Forest Service brings water education to OR middle schools
When some central Oregon middle schoolers go back to school this fall, they’ll see a Forest Service face on their computers and classroom TVs.
A collaboration of federal and private partners—led by staff from the Deschutes National Forest—produced an educational video about the upper Deschutes River for use with the Bend-La Pine School District’s middle school life science curriculum. The “Sharing Water” video, which is now available on YouTube, presents information about how water, and water conservation, is important to their community in a variety of ways.
The video explains the importance of rivers to local ecology, agricultural users, municipalities, recreation and tourism. The video also presents a segment on the river’s cultural and spiritual significance to local Native American tribes.
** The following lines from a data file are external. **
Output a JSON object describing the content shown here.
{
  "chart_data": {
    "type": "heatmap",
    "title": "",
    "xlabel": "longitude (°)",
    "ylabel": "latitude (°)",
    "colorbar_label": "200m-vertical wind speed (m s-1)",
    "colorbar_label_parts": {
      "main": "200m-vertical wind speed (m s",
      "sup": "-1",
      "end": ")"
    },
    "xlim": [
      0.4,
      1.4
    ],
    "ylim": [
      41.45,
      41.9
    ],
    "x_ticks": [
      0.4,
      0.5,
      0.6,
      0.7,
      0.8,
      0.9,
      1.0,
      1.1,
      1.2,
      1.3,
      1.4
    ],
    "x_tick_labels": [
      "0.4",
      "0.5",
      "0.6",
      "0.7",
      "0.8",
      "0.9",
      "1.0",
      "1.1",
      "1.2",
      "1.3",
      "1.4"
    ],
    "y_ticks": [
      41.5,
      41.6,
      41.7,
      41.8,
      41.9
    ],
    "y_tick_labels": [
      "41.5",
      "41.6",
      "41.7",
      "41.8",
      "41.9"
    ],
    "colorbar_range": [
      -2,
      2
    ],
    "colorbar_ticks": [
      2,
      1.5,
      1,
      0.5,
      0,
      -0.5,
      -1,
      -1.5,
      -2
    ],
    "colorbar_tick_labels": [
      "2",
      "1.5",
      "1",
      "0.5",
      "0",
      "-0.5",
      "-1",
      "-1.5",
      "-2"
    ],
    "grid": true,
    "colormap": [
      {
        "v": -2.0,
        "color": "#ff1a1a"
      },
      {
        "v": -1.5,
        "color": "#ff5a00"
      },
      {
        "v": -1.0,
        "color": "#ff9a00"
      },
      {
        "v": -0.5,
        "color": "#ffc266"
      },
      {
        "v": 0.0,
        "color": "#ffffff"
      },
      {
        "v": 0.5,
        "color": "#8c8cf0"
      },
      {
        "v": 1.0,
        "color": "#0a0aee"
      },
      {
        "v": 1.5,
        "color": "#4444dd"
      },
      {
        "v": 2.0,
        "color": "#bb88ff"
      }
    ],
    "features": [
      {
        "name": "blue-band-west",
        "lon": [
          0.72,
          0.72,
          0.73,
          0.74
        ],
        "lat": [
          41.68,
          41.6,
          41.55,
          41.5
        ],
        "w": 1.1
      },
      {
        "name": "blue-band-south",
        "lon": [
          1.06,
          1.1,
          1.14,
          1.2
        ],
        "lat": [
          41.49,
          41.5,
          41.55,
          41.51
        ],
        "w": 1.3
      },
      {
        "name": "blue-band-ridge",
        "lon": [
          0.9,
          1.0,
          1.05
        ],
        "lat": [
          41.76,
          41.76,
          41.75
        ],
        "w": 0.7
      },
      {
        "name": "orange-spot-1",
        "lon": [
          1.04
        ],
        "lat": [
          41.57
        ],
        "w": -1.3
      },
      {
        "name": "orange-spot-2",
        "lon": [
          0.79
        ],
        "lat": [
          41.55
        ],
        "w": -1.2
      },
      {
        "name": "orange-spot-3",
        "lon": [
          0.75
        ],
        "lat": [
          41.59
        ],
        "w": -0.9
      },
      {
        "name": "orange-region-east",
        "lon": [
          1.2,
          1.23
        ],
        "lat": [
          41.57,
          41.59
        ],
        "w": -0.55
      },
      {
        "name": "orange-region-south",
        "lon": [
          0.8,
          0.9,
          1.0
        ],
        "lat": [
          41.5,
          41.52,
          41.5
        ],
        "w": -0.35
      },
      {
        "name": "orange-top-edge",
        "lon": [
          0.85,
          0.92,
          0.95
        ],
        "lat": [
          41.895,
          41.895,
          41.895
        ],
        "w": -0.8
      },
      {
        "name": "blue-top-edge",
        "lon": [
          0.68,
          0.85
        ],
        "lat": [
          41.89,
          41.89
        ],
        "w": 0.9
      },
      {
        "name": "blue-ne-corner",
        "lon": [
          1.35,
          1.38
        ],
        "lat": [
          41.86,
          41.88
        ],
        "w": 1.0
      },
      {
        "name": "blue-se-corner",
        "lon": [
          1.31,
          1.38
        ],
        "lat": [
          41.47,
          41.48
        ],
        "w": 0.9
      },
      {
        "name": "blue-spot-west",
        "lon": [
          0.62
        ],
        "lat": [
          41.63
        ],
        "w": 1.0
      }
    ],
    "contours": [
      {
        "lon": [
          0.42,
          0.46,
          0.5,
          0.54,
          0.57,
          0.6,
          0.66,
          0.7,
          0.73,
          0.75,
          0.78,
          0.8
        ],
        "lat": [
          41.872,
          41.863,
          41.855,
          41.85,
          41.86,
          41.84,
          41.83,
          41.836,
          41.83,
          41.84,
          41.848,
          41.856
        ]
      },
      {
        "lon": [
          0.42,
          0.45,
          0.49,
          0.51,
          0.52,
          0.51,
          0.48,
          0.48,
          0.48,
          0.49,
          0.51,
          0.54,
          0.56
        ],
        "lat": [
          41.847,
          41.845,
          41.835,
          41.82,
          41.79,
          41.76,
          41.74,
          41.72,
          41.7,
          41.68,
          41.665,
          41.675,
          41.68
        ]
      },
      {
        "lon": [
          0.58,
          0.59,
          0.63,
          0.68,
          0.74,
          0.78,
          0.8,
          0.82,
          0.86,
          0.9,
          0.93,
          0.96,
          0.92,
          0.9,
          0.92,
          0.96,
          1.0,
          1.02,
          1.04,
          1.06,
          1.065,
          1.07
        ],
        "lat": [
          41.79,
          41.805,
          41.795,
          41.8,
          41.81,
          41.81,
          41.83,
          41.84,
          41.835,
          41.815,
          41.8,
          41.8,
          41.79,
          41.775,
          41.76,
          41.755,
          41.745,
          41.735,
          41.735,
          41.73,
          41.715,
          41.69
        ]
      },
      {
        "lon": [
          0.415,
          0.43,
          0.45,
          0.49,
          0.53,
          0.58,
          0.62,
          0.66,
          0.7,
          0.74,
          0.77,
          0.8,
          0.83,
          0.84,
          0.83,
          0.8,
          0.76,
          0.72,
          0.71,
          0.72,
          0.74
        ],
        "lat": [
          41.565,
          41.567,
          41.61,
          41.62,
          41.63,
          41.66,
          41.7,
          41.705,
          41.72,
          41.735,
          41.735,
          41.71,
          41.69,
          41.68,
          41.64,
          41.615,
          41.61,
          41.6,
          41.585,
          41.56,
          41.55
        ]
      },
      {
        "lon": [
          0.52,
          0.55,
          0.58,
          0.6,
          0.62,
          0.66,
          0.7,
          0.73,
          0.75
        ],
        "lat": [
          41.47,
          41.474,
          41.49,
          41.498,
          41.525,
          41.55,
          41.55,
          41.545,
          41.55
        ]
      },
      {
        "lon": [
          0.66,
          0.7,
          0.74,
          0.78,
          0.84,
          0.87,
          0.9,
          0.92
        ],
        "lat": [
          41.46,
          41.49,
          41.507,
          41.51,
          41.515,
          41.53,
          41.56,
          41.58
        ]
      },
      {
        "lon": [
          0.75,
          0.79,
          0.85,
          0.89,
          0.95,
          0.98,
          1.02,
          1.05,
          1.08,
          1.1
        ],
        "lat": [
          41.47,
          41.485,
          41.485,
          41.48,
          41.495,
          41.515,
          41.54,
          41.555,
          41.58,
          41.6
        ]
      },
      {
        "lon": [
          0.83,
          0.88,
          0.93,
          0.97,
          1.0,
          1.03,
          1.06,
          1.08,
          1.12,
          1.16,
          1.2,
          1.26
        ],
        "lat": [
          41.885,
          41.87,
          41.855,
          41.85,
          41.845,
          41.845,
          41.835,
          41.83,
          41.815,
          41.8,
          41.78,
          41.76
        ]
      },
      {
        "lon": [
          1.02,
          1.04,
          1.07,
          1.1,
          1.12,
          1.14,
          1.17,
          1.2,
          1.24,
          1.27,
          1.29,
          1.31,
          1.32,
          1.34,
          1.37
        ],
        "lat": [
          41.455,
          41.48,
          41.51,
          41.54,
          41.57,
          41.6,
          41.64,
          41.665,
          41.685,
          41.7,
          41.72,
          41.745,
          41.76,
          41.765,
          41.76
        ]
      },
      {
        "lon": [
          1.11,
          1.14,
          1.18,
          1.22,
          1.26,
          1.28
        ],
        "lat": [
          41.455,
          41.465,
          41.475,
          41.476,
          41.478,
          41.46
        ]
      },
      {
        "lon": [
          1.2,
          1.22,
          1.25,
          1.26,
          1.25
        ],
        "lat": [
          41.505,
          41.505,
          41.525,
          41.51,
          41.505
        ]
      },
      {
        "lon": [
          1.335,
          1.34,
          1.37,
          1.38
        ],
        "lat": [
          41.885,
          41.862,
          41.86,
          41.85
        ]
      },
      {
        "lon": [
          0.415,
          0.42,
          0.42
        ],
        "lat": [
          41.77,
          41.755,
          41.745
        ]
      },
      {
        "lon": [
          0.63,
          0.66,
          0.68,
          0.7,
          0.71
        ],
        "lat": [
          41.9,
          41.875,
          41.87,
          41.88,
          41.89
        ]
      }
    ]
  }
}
The film and specific curricula to be developed around it will fit into an existing water curriculum developed by the city of Bend and local nonprofit the Environmental Center.
“We wanted it to be educational, and we wanted to be sure that it represented the various needs for and uses of water equally,” said Jason Gritzner, hydrology and watershed program manager for the Deschutes and Ochoco national forests.
Water conservation is an especially critical issue in the Oregon high-desert, an area that gets just 10 to 15 inches of rainfall per year. But it’s also an emerging concern for communities across the United States. Gritzner said the information presented in the video could be of use to educators beyond the Deschutes River basin.
“Water in the high desert, or water anywhere really, is a finite commodity,” Gritzner said. “We have this conflict over water in this basin, this tension over the distribution of water. So we wanted to help kids understand the complete picture of all of the ways that water is needed in communities.”